Protocollo d'intesa tra Provincia, sindacati ed associazioni di categoria. Anche un bando a favore dei lavoratori in cassa integrazione in deroga.
La Provincia si impegna all'attivazione di 70 tirocini formativi e di
orientamento della durata di tre mesi, destinati a persone in cerca di lavoro: il
progetto sarà regolato da un protocollo d'intesa condiviso tra Settore provinciale delle politiche del lavoro, sindacati ed organizzazioni dei datori di lavoro più rappresentative sul territorio. Fa parte del programma Pari (Programma d'Azione per il reimpiego dei lavoratori svantaggiati) gestito dai Centri per l'Impiego del territorio in collaborazione con Italia lavoro spa (Agenzia tecnica del Ministero del Lavoro, della salute e della previdenza sociale). L'iniziativa dovrà concludersi entro il 30 aprile 2010 e comporta un impegno per la Provincia stimato in 84 mila euro, che si tradurranno in messa a disposizione di conoscenze e incentivi alla partecipazione pari a 400 euro mensili per ciascun tirocinante. Obiettivi: incentivare l'occupazione mantenendo elevati il livello di aggiornamento e la motivazione delle persone in cerca di lavoro tramite forme di impiego che permettano alle aziende eventuali assunzioni in presenza di un futuro miglioramento della congiuntura economica.“Il progetto – dichiarano il presidente Gianna Gancia e l'assessore al Lavoro Pietro Blengini – mira a mantenere aggiornate o a formare in ambiti alternativi le professionalità espulse dal mercato del lavoro e con particolari difficoltà al reinserimento. La crisi colpisce in particolare modo i soggetti appartenenti alle cosiddette fasce deboli del mercato, con conseguenze negative sui redditi familiari, forte flessione dell'offerta di lavoro, contrazione dell'occupazione e crescente ricorso agli ammortizzatori sociali. L'attivazione dei tirocini permetterà di testare con tranquillità in azienda le valenze umane e professionali dei singoli, aprendo la strada a possibili assunzioni”.

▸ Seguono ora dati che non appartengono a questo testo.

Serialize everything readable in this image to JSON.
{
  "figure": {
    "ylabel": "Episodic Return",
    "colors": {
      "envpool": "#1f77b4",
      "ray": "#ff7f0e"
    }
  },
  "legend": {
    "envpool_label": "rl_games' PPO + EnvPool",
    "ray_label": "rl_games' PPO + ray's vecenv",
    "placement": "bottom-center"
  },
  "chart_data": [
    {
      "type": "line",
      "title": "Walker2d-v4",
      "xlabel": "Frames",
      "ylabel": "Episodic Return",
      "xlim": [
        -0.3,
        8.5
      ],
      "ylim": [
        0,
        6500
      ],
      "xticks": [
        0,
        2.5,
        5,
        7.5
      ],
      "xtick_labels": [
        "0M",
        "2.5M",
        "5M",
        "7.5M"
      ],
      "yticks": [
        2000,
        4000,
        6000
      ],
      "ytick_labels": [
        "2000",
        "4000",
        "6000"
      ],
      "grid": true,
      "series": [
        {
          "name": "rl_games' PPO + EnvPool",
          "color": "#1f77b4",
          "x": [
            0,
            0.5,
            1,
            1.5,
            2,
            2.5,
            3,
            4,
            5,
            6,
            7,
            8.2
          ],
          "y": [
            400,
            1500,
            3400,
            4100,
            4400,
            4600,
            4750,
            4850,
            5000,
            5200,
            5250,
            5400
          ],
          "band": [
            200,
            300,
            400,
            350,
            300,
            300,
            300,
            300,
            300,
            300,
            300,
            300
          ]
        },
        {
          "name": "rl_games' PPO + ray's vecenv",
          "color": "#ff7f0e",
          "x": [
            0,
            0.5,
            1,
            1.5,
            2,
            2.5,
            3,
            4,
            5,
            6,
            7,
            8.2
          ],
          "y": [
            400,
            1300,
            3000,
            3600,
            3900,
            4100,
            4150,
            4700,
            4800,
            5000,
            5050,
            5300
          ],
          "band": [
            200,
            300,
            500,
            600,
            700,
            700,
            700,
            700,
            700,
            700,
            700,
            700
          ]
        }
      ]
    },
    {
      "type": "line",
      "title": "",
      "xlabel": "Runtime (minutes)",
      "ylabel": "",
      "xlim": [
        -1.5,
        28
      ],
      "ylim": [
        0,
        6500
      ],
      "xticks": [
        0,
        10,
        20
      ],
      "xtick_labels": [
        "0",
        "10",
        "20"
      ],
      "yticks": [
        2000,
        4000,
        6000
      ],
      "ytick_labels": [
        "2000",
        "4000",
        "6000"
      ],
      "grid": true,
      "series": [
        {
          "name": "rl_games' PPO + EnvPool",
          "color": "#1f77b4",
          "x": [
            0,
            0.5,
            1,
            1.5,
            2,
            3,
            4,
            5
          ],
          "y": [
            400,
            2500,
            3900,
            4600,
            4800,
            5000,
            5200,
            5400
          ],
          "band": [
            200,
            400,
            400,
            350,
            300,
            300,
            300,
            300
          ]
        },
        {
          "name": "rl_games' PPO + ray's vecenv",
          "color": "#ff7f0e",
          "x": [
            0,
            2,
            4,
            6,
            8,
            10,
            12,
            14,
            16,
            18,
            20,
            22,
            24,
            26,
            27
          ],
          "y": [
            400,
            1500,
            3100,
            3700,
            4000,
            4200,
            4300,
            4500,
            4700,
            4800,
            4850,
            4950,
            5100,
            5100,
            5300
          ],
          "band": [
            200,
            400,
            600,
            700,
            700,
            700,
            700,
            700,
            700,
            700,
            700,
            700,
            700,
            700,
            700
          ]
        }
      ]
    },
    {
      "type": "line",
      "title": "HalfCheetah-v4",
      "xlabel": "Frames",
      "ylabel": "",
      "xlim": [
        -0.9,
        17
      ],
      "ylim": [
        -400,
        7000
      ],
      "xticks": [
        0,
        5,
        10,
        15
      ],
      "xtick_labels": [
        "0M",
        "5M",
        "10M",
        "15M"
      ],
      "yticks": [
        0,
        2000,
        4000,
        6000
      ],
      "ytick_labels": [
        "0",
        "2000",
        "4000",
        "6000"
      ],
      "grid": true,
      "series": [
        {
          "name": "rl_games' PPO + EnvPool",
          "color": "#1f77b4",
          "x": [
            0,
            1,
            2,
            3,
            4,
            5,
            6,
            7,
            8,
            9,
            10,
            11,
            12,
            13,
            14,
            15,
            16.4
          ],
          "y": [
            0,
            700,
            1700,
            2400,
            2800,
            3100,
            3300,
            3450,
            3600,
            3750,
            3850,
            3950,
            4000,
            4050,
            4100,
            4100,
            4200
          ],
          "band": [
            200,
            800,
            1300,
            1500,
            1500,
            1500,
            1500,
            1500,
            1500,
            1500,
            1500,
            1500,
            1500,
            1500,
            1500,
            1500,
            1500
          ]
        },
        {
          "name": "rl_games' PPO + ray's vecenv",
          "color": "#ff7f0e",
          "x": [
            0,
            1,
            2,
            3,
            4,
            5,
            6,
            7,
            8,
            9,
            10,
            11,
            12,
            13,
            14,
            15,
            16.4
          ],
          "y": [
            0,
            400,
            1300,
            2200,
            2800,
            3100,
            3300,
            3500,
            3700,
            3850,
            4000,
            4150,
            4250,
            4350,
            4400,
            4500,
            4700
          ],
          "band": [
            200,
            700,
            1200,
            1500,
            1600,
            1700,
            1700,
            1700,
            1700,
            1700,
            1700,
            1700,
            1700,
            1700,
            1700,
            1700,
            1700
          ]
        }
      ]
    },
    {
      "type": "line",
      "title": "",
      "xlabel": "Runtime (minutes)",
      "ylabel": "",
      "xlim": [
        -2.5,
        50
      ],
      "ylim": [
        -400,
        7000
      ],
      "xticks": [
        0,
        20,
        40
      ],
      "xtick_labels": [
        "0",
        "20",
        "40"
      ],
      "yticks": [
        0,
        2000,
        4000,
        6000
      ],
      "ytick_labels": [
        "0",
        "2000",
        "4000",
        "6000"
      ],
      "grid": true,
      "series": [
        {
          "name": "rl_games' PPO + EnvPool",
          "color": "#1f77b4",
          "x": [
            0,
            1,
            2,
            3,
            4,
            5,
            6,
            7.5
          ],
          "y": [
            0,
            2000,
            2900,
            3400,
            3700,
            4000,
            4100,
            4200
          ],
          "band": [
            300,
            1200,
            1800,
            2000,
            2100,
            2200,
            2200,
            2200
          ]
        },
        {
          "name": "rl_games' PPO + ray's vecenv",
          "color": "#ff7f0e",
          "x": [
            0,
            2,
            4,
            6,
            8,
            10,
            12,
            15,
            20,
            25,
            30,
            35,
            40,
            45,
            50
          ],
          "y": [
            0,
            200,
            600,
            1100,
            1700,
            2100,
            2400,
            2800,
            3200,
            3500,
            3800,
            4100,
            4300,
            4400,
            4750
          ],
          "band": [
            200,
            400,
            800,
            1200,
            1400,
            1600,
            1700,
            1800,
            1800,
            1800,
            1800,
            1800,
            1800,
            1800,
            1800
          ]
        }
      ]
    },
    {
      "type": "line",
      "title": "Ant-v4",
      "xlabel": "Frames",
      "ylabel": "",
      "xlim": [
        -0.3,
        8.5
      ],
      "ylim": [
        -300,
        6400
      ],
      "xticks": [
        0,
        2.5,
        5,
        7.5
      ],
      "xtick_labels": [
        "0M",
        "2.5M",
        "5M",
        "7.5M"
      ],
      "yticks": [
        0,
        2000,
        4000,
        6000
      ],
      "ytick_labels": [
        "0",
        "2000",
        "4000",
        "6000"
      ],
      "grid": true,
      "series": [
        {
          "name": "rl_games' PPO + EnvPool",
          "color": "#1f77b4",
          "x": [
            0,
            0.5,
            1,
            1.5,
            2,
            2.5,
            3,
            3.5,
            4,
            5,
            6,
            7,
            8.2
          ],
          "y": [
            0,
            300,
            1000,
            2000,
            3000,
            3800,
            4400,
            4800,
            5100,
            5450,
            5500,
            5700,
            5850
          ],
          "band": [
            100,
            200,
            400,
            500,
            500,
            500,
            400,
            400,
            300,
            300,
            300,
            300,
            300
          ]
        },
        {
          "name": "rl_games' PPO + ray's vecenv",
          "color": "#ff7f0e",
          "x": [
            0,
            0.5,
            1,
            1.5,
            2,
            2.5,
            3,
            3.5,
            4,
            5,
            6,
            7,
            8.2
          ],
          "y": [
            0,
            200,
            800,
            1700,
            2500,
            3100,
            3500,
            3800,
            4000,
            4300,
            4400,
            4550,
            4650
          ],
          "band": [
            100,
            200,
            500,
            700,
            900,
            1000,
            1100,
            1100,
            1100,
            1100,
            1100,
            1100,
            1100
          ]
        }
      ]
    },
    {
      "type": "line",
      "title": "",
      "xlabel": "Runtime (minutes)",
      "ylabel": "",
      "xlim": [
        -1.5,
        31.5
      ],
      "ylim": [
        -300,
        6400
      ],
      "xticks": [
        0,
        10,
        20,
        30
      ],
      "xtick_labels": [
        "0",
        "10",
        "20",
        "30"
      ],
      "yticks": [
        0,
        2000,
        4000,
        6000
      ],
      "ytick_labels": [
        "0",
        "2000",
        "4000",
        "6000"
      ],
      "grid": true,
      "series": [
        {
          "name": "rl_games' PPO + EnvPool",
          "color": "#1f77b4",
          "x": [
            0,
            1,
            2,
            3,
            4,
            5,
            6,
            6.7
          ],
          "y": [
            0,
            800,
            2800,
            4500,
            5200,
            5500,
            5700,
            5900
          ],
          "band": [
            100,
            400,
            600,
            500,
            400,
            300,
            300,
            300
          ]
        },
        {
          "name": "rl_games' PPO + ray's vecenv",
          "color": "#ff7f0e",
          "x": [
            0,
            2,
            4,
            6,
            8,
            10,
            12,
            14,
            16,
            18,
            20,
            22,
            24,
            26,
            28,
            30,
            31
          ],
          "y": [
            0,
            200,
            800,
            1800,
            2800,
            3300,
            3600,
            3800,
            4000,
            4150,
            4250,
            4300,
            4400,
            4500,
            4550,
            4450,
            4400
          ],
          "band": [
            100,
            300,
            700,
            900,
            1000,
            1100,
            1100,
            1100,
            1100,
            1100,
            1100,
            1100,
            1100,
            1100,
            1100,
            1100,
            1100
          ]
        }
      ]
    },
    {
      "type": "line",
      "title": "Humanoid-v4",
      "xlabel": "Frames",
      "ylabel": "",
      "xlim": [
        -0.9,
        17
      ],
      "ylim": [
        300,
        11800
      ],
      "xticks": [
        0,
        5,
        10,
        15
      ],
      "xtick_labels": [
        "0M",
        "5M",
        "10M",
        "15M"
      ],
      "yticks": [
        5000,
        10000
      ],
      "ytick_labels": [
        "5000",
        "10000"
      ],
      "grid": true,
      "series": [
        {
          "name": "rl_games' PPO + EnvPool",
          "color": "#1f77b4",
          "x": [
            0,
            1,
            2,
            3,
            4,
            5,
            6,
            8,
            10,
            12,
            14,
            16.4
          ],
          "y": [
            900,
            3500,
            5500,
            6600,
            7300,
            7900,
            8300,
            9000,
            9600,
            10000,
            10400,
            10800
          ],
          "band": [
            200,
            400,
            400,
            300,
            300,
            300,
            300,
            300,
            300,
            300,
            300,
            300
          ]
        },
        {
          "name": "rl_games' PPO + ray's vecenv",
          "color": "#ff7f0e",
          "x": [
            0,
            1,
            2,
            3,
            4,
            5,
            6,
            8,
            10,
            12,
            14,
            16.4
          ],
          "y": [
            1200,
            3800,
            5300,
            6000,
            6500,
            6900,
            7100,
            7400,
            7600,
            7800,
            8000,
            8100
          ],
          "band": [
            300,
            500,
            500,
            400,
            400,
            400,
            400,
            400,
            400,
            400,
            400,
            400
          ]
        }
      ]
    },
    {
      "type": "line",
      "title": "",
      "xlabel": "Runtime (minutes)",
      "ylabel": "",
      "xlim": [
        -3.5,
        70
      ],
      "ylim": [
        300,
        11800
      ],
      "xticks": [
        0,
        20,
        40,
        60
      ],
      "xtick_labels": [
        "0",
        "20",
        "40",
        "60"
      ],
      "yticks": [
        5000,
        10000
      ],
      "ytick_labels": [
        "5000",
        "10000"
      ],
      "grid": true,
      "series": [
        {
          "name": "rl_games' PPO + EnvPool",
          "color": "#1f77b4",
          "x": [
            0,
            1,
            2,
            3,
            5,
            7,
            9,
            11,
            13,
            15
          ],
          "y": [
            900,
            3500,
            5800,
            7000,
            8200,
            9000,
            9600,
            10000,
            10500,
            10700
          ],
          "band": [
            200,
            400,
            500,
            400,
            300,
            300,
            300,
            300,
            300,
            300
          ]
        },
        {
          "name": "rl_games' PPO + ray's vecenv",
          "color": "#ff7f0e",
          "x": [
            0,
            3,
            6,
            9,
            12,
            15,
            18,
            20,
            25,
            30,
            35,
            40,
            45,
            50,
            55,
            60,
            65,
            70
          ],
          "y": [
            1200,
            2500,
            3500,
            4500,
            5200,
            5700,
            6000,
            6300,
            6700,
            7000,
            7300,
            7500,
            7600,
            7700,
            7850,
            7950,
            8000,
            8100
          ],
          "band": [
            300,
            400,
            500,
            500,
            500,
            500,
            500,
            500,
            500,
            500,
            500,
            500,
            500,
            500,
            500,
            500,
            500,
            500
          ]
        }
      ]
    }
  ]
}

E' rivolto a servizi di accoglienza, accompagnamento al lavoro, orientamento e formazione anche il bando provinciale in materia di programmazione e gestione delle misure di potenziamento delle competenze per i lavoratori colpiti dalla crisi economica, in attuazione dell'accordo tra Stato e Regioni del 12 febbraio 2009. L'offerta di servizi riguarda lavoratori in cassa integrazione in deroga, persone in disoccupazione speciale e mobilità in deroga alla normativa vigente.
Tre le aree individuate: industria, artigianato e agricoltura. Le risorse disponibili ammontano a 784.303 euro, di cui 342.457 destinate all'area di Cuneo, Dronero, Borgo San Dalmazzo, Mondovì e Ceva. I restanti 441.846 euro saranno destinati al territorio di Alba, Bra, Fossano, Savigliano e Saluzzo. I fondi così distribuiti serviranno ad iniziative di sostegno al reddito e ad interventi di riqualificazione e ricollocamento sul mercato. “Si tratta – conclude Blengini – di uno strumento importante che permette di concretizzare l'impegno della Provincia sul fronte della composizione delle numerose vertenza aziendali affrontate negli ultimi mesi sul territorio. In questo modo sarà possibile garantire sostegno a quella sacca del mondo del lavoro costituita da medie e piccole aziende con meno di 15 dipendenti, in precedenza escluse dall'utilizzo degli ammortizzatori sociali”. Le domande dovranno pervenire, da lunedì 14 a venerdì 18 dicembre, al seguente indirizzo: Provincia, settore Istruzione e formazione professionale, via XX Settembre 48, Cuneo.